Ma génération a coexisté avec le terrorisme. Les années 1970-1980, celles de nos vingt ans, ont coïncidé avec la dissémination de l’industrie publicitaire du massacre à but politique. Les bombes, déposées dans des poubelles publiques, dans des voitures, dans des avions ou à la ceinture de jeunes gens suicidaires explosaient dans les foules comme des messages sans adresse et pourtant adressés. IRA irlandaise, ETA basque, Bande à Baader allemande, Brigades rouges italiennes, néo-fascistes italiens camouflés, Tigres tamouls, Septembre noir et autre Front populaire de libération de la Palestine: les devins du détonateur ont volé la vie de plusieurs dizaines de milliers de personnes. Et le sang continue de couler sur le trottoir des villes, New York, Paris, Beyrouth, Bamako, Tunis, pour d’autres causes, par d’autres assassins. C’est l’islamiste, aujourd’hui, qui se déchaîne.
Les gens de mon âge sont plus accablés que surpris. Nous avons le souvenir tant de fois répété de notre hébétude devant les images des morts de notre colère les jours d’après. Cette guerre-là, nous la connaissons par habitude. Chaque fois pourtant, la dévastation nous ôte la voix. Trois mille morts à Manhattan en 2001. Cent trente morts à Paris en 2015, «l’attentat le plus meurtrier en France» souligne-t-on comme pour trouver une raison supplémentaire à la stupeur. La surenchère de destruction est la seule nouveauté. Pour le reste, malgré son apparente variété, le terrorisme est tragiquement le même depuis la révolution française. Et l’anti-terrorisme toujours aussi aléatoire.
Quand une «machine infernale» explose rue Saint-Nicaise, à Paris, le 24 décembre 1800, sur le passage du carrosse de Napoléon Bonaparte – quatre morts, une centaine de blessés, 46 maisons détruites et Bonaparte indemne -, Fouché, ministre de la police, soupçonne les monarchistes et réunit les preuves de leur culpabilité. Mais c’est des Jacobins que le Premier Consul veut la peau. Fouché est démis pour insubordination.
Je me souviens de la bombe dans la salle d’attente de la gare de Bologne en août 1980: 85 morts et 200 blessés.
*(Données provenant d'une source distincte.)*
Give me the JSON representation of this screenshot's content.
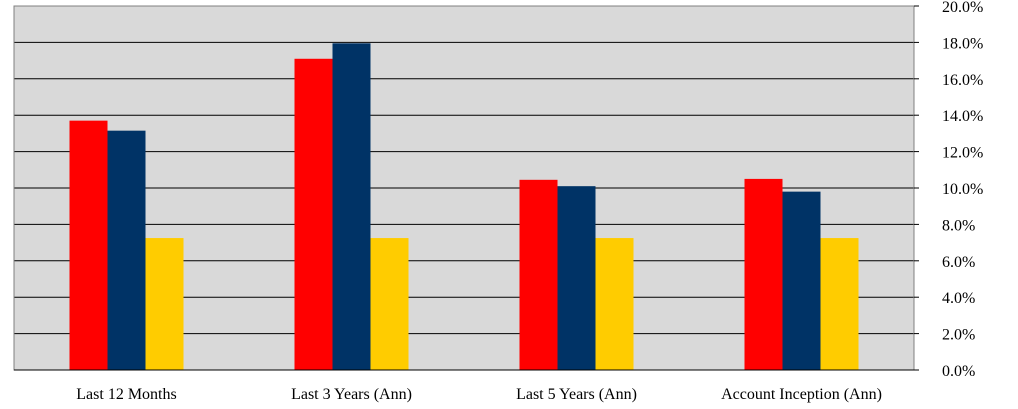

Les Brigades rouges sont accusées. C’est en réalité une opération néo-fasciste soutenue par une coalition hétéroclite d’officiers du Renseignement (SISMI) et d’une loge maçonnique dévoyée (P2). Il faut quinze années d’une enquête sans cesse contrariée pour obtenir la sentence. Entre temps, le terrorisme rouge et le terrorisme noir ont disparu, par fatigue, mis en échec par la résistance plastique de la société, inaccessible à la logique de la terreur.
Je n’étais pas née en 1925 quand la coupole de la cathédrale de Sofia, plastiquée par le parti communiste bulgare, est tombée sur la foule pendant une cérémonie funèbre, tuant 150 personnes et en blessant 500. Le terrorisme communiste a lui aussi disparu. Comme, plus récemment, le terrorisme nationaliste: basque, irlandais, palestinien, tamoul et peut-être kurde.
Le terrorisme a quelque chose d’épidémique. Il survient, il fait école et s’épuise. Un autre le remplace. Celui d’aujourd’hui se prétend religieux. Il embauche contre «les infidèles». Après chaque attentat, les experts se livrent à une débauche de certitudes sur les motifs et les remèdes. On écoute avec indulgence. La rhétorique terroriste reste indéchiffrable.
Les gens de mon âge ont lu “L’Agent secret”, une vaticination de Joseph Conrad sur l’attentat anarchiste de 1894 contre l’observatoire de Greenwich (un mort). Il y a là l’idée, avancée par un sinistre secrétaire d’ambassade, que l’acte terroriste parfait doit avoir l’absurdité choquante d’un blasphème gratuit. «Pour qu’un attentat à la bombe ait une influence quelconque sur l’opinion publique aujourd’hui, il faut qu’il aille au-delà des intentions de vengeance ou de terrorisme. Il faut qu’il soit purement destructeur. Qu’il soit cela et rien que cela, sans qu’on puisse le soupçonner un instant d’avoir un quelconque autre objectif.»